D’ailleurs, l’exil des chrétiens d’Irak ne semblent pas poser des problèmes de conscience aux hommes politiques et aux milices en Irak. Le lecteur pourrait conclure qu’il ne reste plus qu’une religion monothéiste. Mais on peut affirmer aisément, comme l’atteste le roman, que même l’islam a été pris en otage par le pharisaïsme religieux. La terre d’Abraham n’est plus.
Oum Daniel, comme Wardiya, le personnage principal d’Inaam Kachachi dans Dispersés, refuse d’ailleurs de quitter sa terre natale bien qu’elle soit séparée de sa famille. Cette dame âgée comme ses coreligionnaires représentaient une partie de l’Irak. Leur exil marque la perte irremplaçable d’une riche partie de l’identité irakienne. Les chrétiens d’Irak avaient d’ailleurs marqué, le 31 octobre 2016, le 6e anniversaire de l’attaque terroriste de la cathédrale syrienne catholique de Bagdad, Sayidat al Najat, qui avait fait une cinquantaine de victimes, provoquant un choc au sein de la population.

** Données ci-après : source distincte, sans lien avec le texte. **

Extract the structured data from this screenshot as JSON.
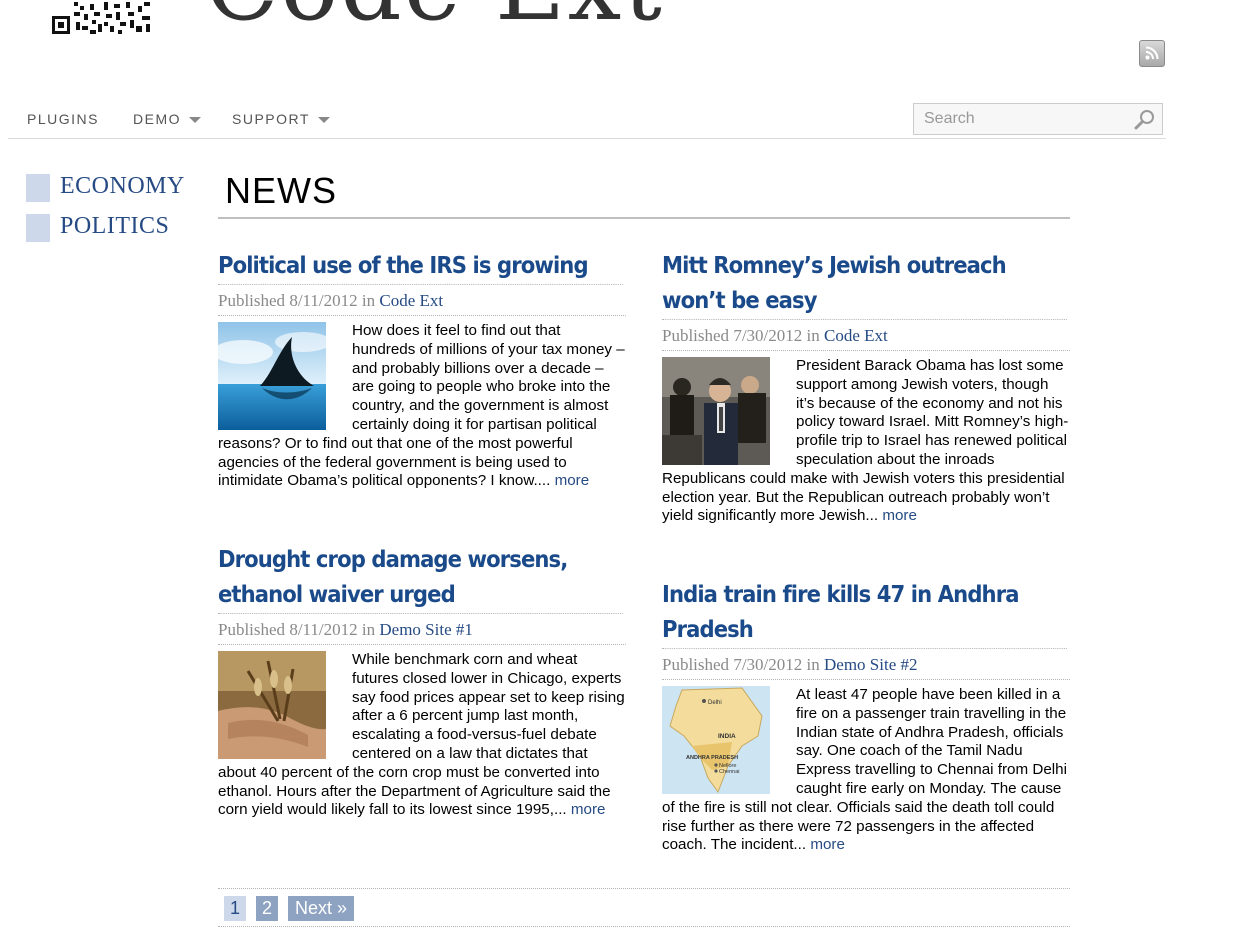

La désintégration se poursuit sous l’œil de Trucmuche que les pouvoirs publics ne semblent pas pouvoir appréhender. Restent la mémoire et la trace indélébile des souvenirs que les uns et les autres auront partagé. A Batawin, une riche diversité de cultures et d’ethnies a existé. Cette trace de vie, aucune bombe ne pourra l’effacer.
[1] Oum Daniel signifie la mère de Daniel, comme l’usage le veut dans le monde arabo-musulman.